Currently, 39% of Republicans, 42% of Democrats and 36% of independents say the U.S. has succeeded in achieving its goals in Afghanistan. Three years ago, majorities of Republicans (67%) and Democrats (61%), and 51% of independents, said the U.S. would definitely or probably succeed in attaining its goals there.
Young people were highly optimistic about prospects for success in Afghanistan in 2011 – 73% of those under 30 expected the U.S. to achieve its goals. In the current survey, just 40% of young people say the U.S. has mostly achieved its goals in Afghanistan while 56% say it has mostly failed to achieve its goals.
Less Support for Decision to Use Force in Afghanistan
While skeptical about U.S. achievements in Afghanistan, the public narrowly supports the original decision to use military force in Afghanistan. By contrast, more people view the decision to use force in Iraq as wrong than right.
Currently, 51% say it was the right decision to use military force in Afghanistan, while slightly fewer (41%) say it was the wrong decision. That is among the lowest levels of support for the original decision to use force in Afghanistan since the Pew Research Center began asking the question eight years ago. In January 2006, fully 69% endorsed the decision to take military action in Afghanistan.

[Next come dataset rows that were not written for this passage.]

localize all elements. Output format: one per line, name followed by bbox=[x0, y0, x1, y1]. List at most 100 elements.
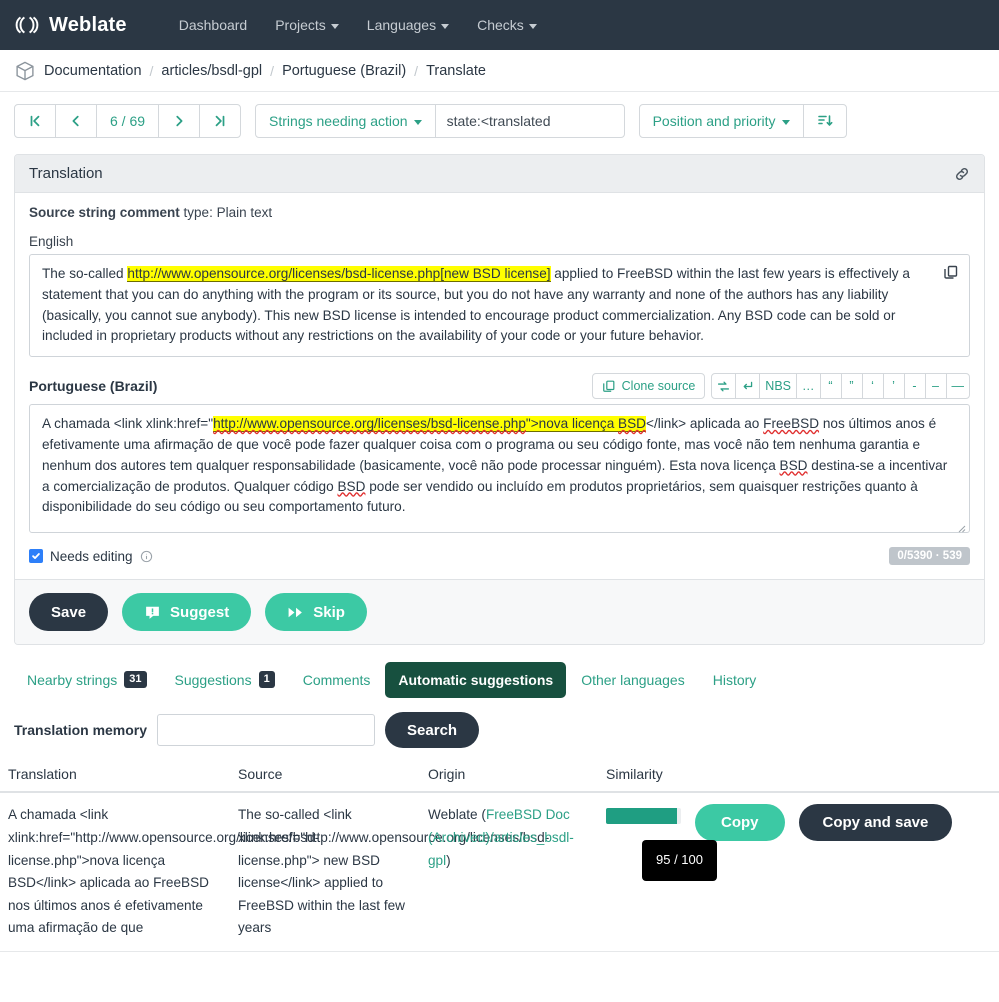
breadcrumb-item-documentation[interactable]: Documentation bbox=[44, 63, 142, 79]
insert-left-single-quote-button[interactable]: ‘ bbox=[862, 373, 884, 399]
suggest-button[interactable]: Suggest bbox=[122, 593, 251, 631]
table-row: A chamada <link xlink:href="http://www.o… bbox=[0, 792, 999, 951]
copy-source-icon[interactable] bbox=[943, 264, 959, 280]
last-string-button[interactable] bbox=[199, 104, 241, 138]
source-language-label: English bbox=[29, 234, 970, 249]
swap-arrows-icon bbox=[717, 380, 730, 393]
special-characters-group: NBS … “ ” ‘ ’ - – — bbox=[711, 373, 970, 399]
column-header-translation: Translation bbox=[0, 766, 230, 792]
copy-and-save-button[interactable]: Copy and save bbox=[799, 804, 953, 841]
insert-nbs-button[interactable]: NBS bbox=[759, 373, 797, 399]
insert-newline-button[interactable] bbox=[735, 373, 760, 399]
tab-other-languages-label: Other languages bbox=[581, 672, 685, 688]
clone-source-button[interactable]: Clone source bbox=[592, 373, 706, 399]
insert-ellipsis-button[interactable]: … bbox=[796, 373, 821, 399]
filter-group: Strings needing action bbox=[255, 104, 625, 138]
permalink-icon[interactable] bbox=[954, 166, 970, 182]
insert-en-dash-button[interactable]: – bbox=[925, 373, 947, 399]
breadcrumb-separator: / bbox=[414, 63, 418, 79]
breadcrumb-separator: / bbox=[270, 63, 274, 79]
source-string-box: The so-called http://www.opensource.org/… bbox=[29, 254, 970, 357]
similarity-progress-bar bbox=[606, 808, 681, 824]
search-button[interactable]: Search bbox=[385, 712, 479, 748]
translation-memory-input[interactable] bbox=[157, 714, 375, 746]
tab-nearby-strings[interactable]: Nearby strings 31 bbox=[14, 661, 160, 698]
string-position-counter: 6 / 69 bbox=[96, 104, 159, 138]
tab-history[interactable]: History bbox=[700, 662, 770, 698]
breadcrumb-item-language[interactable]: Portuguese (Brazil) bbox=[282, 63, 406, 79]
character-counter: 0/5390 · 539 bbox=[889, 547, 970, 565]
needs-editing-checkbox[interactable] bbox=[29, 549, 43, 563]
chevron-down-icon bbox=[331, 24, 339, 29]
sort-descending-icon bbox=[817, 113, 833, 129]
translation-memory-label: Translation memory bbox=[14, 722, 147, 738]
save-button-label: Save bbox=[51, 604, 86, 621]
next-string-button[interactable] bbox=[158, 104, 200, 138]
filter-dropdown[interactable]: Strings needing action bbox=[255, 104, 436, 138]
target-text-freebsd: FreeBSD bbox=[763, 416, 819, 431]
nav-languages[interactable]: Languages bbox=[353, 11, 463, 39]
nav-projects[interactable]: Projects bbox=[261, 11, 353, 39]
sort-group: Position and priority bbox=[639, 104, 847, 138]
first-string-button[interactable] bbox=[14, 104, 56, 138]
chevron-down-icon bbox=[441, 24, 449, 29]
nav-languages-label: Languages bbox=[367, 17, 436, 33]
translation-textarea[interactable]: A chamada <link xlink:href="http://www.o… bbox=[29, 404, 970, 533]
source-text-pre: The so-called bbox=[42, 266, 127, 281]
info-icon[interactable] bbox=[140, 550, 153, 563]
table-header-row: Translation Source Origin Similarity bbox=[0, 766, 999, 792]
resize-handle[interactable] bbox=[956, 519, 966, 529]
tab-suggestions-badge: 1 bbox=[259, 671, 275, 688]
skip-button[interactable]: Skip bbox=[265, 593, 367, 631]
skip-button-label: Skip bbox=[313, 604, 345, 621]
sort-direction-button[interactable] bbox=[803, 104, 847, 138]
nav-checks-label: Checks bbox=[477, 17, 524, 33]
tab-nearby-strings-badge: 31 bbox=[124, 671, 146, 688]
search-query-input[interactable] bbox=[435, 104, 625, 138]
nav-projects-label: Projects bbox=[275, 17, 326, 33]
insert-em-dash-button[interactable]: — bbox=[946, 373, 971, 399]
cell-source: The so-called <link xlink:href="http://w… bbox=[230, 792, 420, 951]
string-pager: 6 / 69 bbox=[14, 104, 241, 138]
cell-translation: A chamada <link xlink:href="http://www.o… bbox=[0, 792, 230, 951]
target-header: Portuguese (Brazil) Clone source bbox=[29, 373, 970, 399]
save-button[interactable]: Save bbox=[29, 593, 108, 631]
cell-origin: Weblate (FreeBSD Doc (Archived)/articles… bbox=[420, 792, 598, 951]
insert-right-double-quote-button[interactable]: ” bbox=[841, 373, 863, 399]
toggle-direction-button[interactable] bbox=[711, 373, 736, 399]
tab-automatic-suggestions[interactable]: Automatic suggestions bbox=[385, 662, 566, 698]
tab-other-languages[interactable]: Other languages bbox=[568, 662, 698, 698]
copy-and-save-button-label: Copy and save bbox=[823, 814, 929, 831]
breadcrumb-item-translate[interactable]: Translate bbox=[426, 63, 486, 79]
needs-editing-label: Needs editing bbox=[50, 549, 133, 564]
tab-comments[interactable]: Comments bbox=[290, 662, 384, 698]
translation-card-body: Source string comment type: Plain text E… bbox=[15, 193, 984, 579]
column-header-similarity: Similarity bbox=[598, 766, 999, 792]
breadcrumb-item-component[interactable]: articles/bsdl-gpl bbox=[161, 63, 262, 79]
tab-nearby-strings-label: Nearby strings bbox=[27, 672, 117, 688]
nav-checks[interactable]: Checks bbox=[463, 11, 551, 39]
previous-string-button[interactable] bbox=[55, 104, 97, 138]
target-language-label: Portuguese (Brazil) bbox=[29, 378, 157, 394]
breadcrumb: Documentation / articles/bsdl-gpl / Port… bbox=[0, 50, 999, 92]
sort-dropdown[interactable]: Position and priority bbox=[639, 104, 804, 138]
similarity-controls: Copy Copy and save 95 / 100 bbox=[606, 804, 991, 841]
insert-hyphen-button[interactable]: - bbox=[904, 373, 926, 399]
copy-button[interactable]: Copy bbox=[695, 804, 785, 841]
translation-actions: Save Suggest Skip bbox=[15, 579, 984, 644]
top-navbar: Weblate Dashboard Projects Languages Che… bbox=[0, 0, 999, 50]
brand[interactable]: Weblate bbox=[14, 12, 127, 38]
tab-suggestions[interactable]: Suggestions 1 bbox=[162, 661, 288, 698]
nav-dashboard-label: Dashboard bbox=[179, 17, 248, 33]
nav-dashboard[interactable]: Dashboard bbox=[165, 11, 262, 39]
source-text-link: http://www.opensource.org/licenses/bsd-l… bbox=[127, 266, 550, 282]
insert-left-double-quote-button[interactable]: “ bbox=[820, 373, 842, 399]
chevron-down-icon bbox=[414, 120, 422, 125]
similarity-progress-fill bbox=[606, 808, 677, 824]
target-text-mid: ">nova licença bbox=[526, 416, 618, 432]
suggest-button-label: Suggest bbox=[170, 604, 229, 621]
navigation-toolbar: 6 / 69 Strings needing action Position a… bbox=[0, 92, 999, 148]
comment-icon bbox=[144, 604, 161, 621]
needs-editing-control: Needs editing bbox=[29, 549, 153, 564]
insert-right-single-quote-button[interactable]: ’ bbox=[883, 373, 905, 399]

The public initially supported the decision to take military action in Iraq by wide margins. But as the conflict continued and U.S. casualties mounted, opposition to the war steadily increased. By late 2006 the balance of opinion turned against the decision to use force.
In recent years, opinion about the original decision to go to war had been evenly divided, but in the current survey it has once again turned negative: 50% say it was wrong to use force in Iraq, while 38% support the decision to go to war.
Republicans Back Decisions to Use Force in Iraq and Afghanistan
On balance, Republicans approve of the decisions to use force in both Iraq and Afghanistan. By contrast, Democrats and independents are divided over the use of force in Afghanistan and say it was the wrong decision to use force in Iraq.
By nearly two-to-one (61%-31%), Republicans say it was the right decision to use force in Afghanistan. Among Democrats (48% right decision, 45% wrong decision) and independents (47%, 45%) opinion is about evenly divided.
On the use of force in Iraq, 55% of Republicans say it was the right decision, while 33% call it the wrong decision. Democrats say it was the wrong call to use military force in Iraq by a wide 64%-28% margin. Among independents, more say it was the wrong (53%) than right (37%) decision.
Republicans have consistently offered more support for the decisions to use military force in Iraq and Afghanistan than Democrats and independents.